Carter Warren

Profile
- Position: Offensive tackle

Personal information
- Born: January 19, 1999 (age 27) Paterson, New Jersey, U.S.
- Listed height: 6 ft 5 in (1.96 m)
- Listed weight: 311 lb (141 kg)

Career information
- High school: Passaic Tech (Wayne, New Jersey)
- College: Pittsburgh (2017–2022)
- NFL draft: 2023: 4th round, 120th overall pick

Career history
- New York Jets (2023–2024); Atlanta Falcons (2025)*; Miami Dolphins (2026)*;
- * Offseason or practice squad member only

Awards and highlights
- Second-team All-ACC (2021);

Career NFL statistics as of 2024
- Games played: 14
- Games started: 6
- Stats at Pro Football Reference

= Carter Warren =

American football player (born 1999)

Carter Saint Warren (born January 19, 1999) is an American professional football offensive tackle. He played college football for the Pittsburgh Panthers.

==Early life==
Warren grew up in Paterson, New Jersey and attended Passaic County Technical Institute. He was rated a four-star recruit and committed to play college football at Pittsburgh over offers from Rutgers, North Carolina, Penn State, Michigan, Kentucky, Michigan State, and Illinois.

==College career==
Warren redshirted his true freshman season at Pitt and did not appear in any games as a redshirt freshman. He was named second-team All-Atlantic Coast Conference as a redshirt junior. Warren's redshirt senior season ended after suffering an undisclosed injury in Pittsburgh's fourth game of the year.

==Professional career==

Pre-draft measurables
| Height | Weight | Arm length | Hand span | Wingspan |
| 6 ft 5+1⁄2 in (1.97 m) | 311 lb (141 kg) | 35+3⁄8 in (0.90 m) | 9+1⁄8 in (0.23 m) | 7 ft 0+1⁄2 in (2.15 m) |
All values from NFL Combine

===New York Jets===
Warren was selected in the fourth round, 120th overall, of the 2023 NFL draft by the New York Jets. He was placed on injured reserve on August 30, 2023. He was activated on October 14.

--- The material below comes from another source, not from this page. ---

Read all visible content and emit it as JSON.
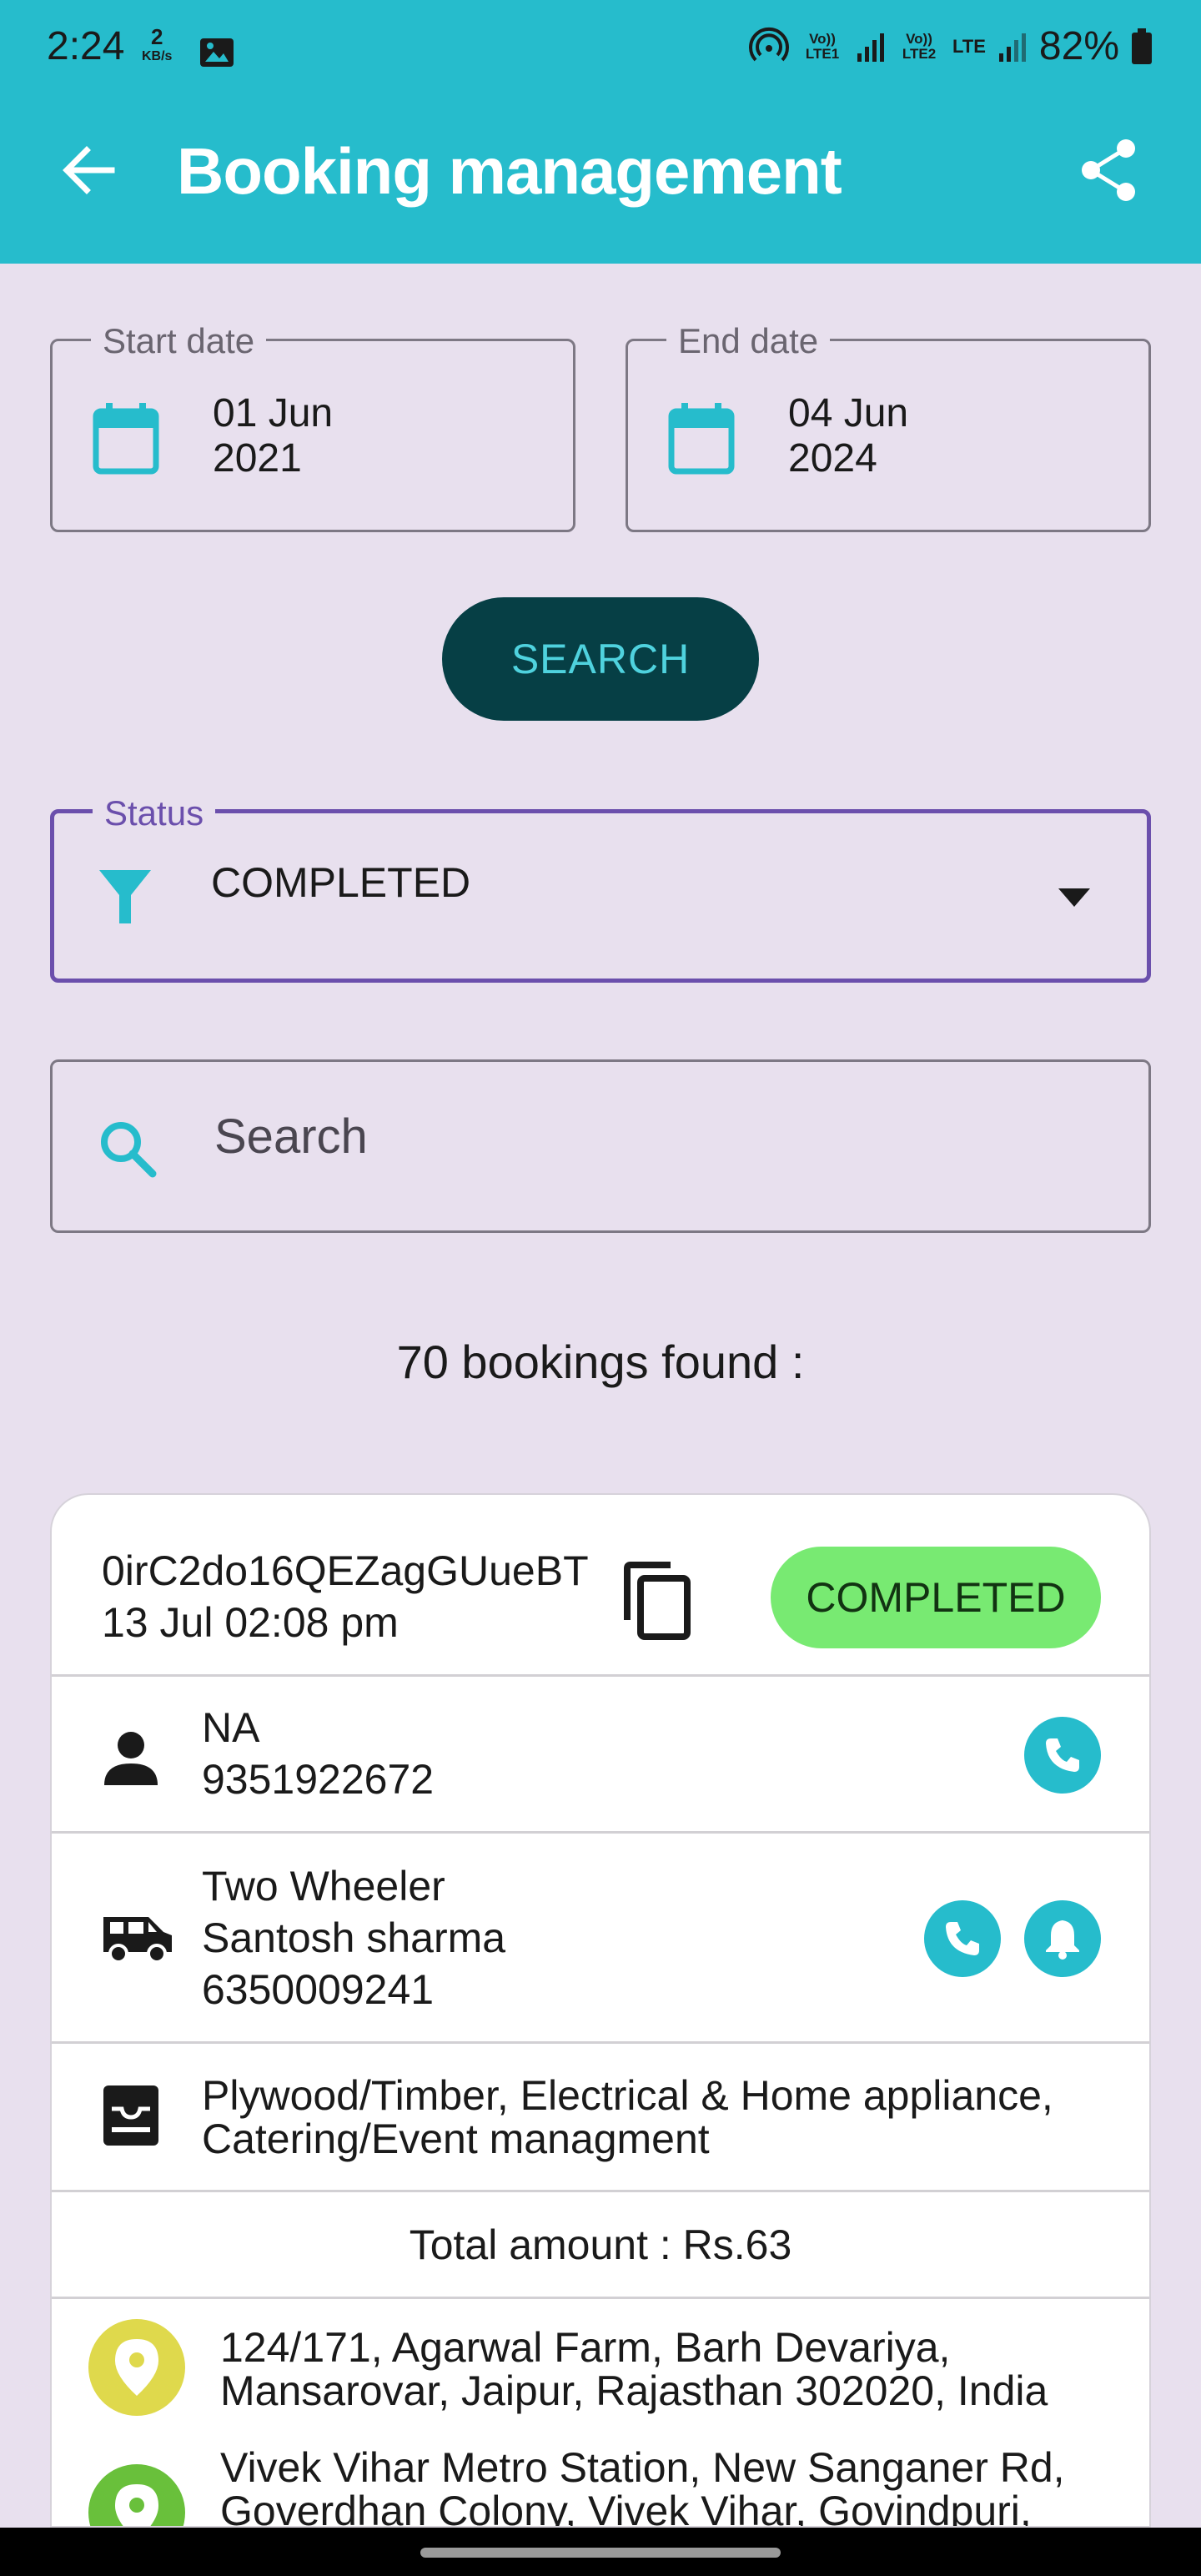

On August 26, 2025, Warren was waived by the Jets as part of final roster cuts.

===Atlanta Falcons===
On August 28, 2025, Warren was signed to the Atlanta Falcons' practice squad.

===Miami Dolphins===
On January 9, 2026, Carter signed a reserve/futures contract with the Miami Dolphins. He was waived/injured on June 15. On September 3, Warren was waived with an injury settlement.